The natives did not attach any moral delinquency to the practice of thieving. They had a god of thieving, and successful operations were believed to be accomplished under his patronage, and only detected when not sanctioned by that spirit. The detected thief was made to suffer for his crime by an established system of retaliation peculiar to themselves, but the individual never lost caste or the respect of his friends. Thieves caught in the act might be beaten, knocked about, and the aggressor was permitted to offer no resistance in the efforts to escape, although he might be the largest and most powerful. Before the retaliation could be enforced, the theft had to be proven and fixed beyond question, then the plundered individual was at liberty to recover the value of the loss from any property available belonging to the robber, and in the event of the value not being recovered, articles of value could be destroyed to equalize the amount. Retaliation for theft could be enforced by the weak and feeble against the strong and powerful, and, any resistance would call to their aid the entire community.

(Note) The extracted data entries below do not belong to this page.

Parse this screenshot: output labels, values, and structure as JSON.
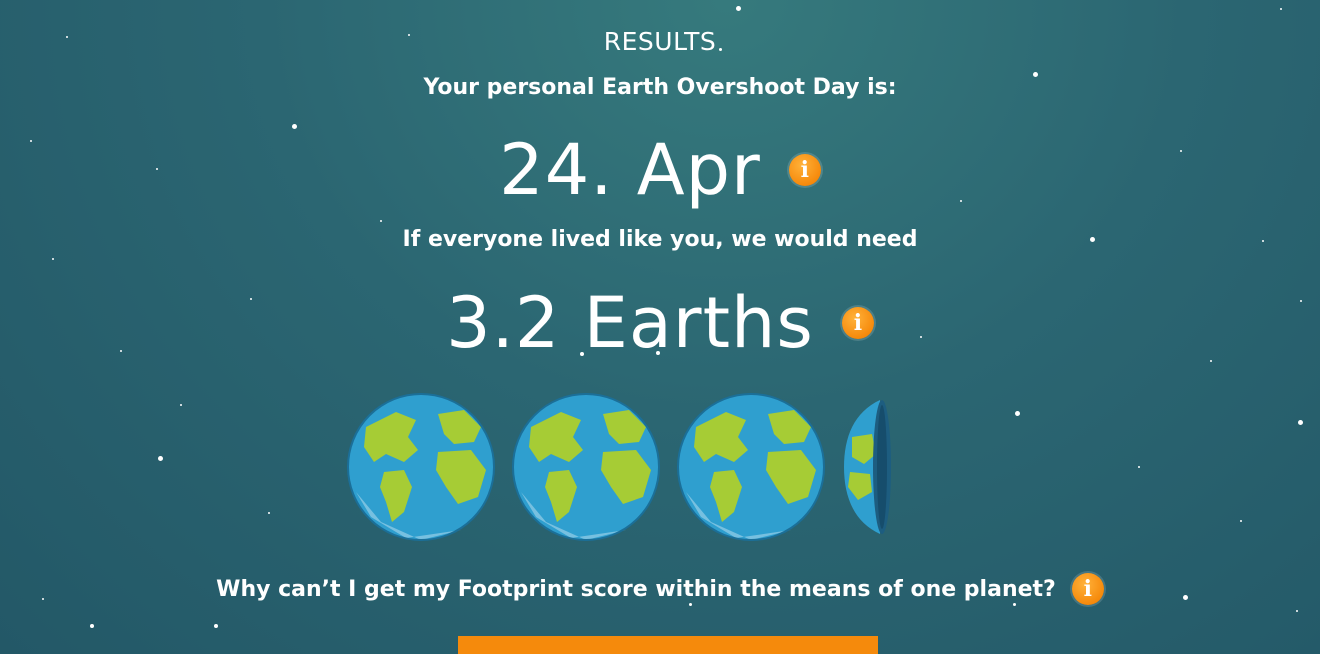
{
  "results": {
    "title": "RESULTS",
    "overshoot_label": "Your personal Earth Overshoot Day is:",
    "overshoot_date": "24. Apr",
    "earths_label": "If everyone lived like you, we would need",
    "earths_value": "3.2 Earths",
    "earths_count": 3.2,
    "question": "Why can’t I get my Footprint score within the means of one planet?"
  },
  "icons": {
    "info": "i"
  },
  "colors": {
    "background_top": "#367a7d",
    "background_bottom": "#235867",
    "accent_orange": "#f68a0c",
    "ocean": "#33a9d6",
    "land": "#a6cc35"
  }
}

The rite of circumcision, so common throughout Polynesia, is unknown here, and their language contains no equivalent word for it. At the present time, all the natives have professed Christianity, and the ancient customs have been replaced by the ceremonies of the church to a great extent, but since the departure of the missionaries there has been a tendency to return to the old ideas, and many superstitions and practices are mingled with their religion. The marriage ceremony is performed by the acting priest in the church, but the practice is permitted with children who have not reached the age of puberty, and the betrothal is conducted by parents, the relations of the female paying a stipulated amount, generally in food to be consumed by the friends at the feast given to celebrate the event. It, is not certain that polygamy ever existed, but an ancient custom permitted the husband to sell or lease his wife to another for a stated term. On account of the disproportion in the number of the sexes, celibacy was a matter of necessity, and

p. 466

probably originated this custom. Love of family is a strong trait in their character; children are fondly cared for, and the desire for offspring is general.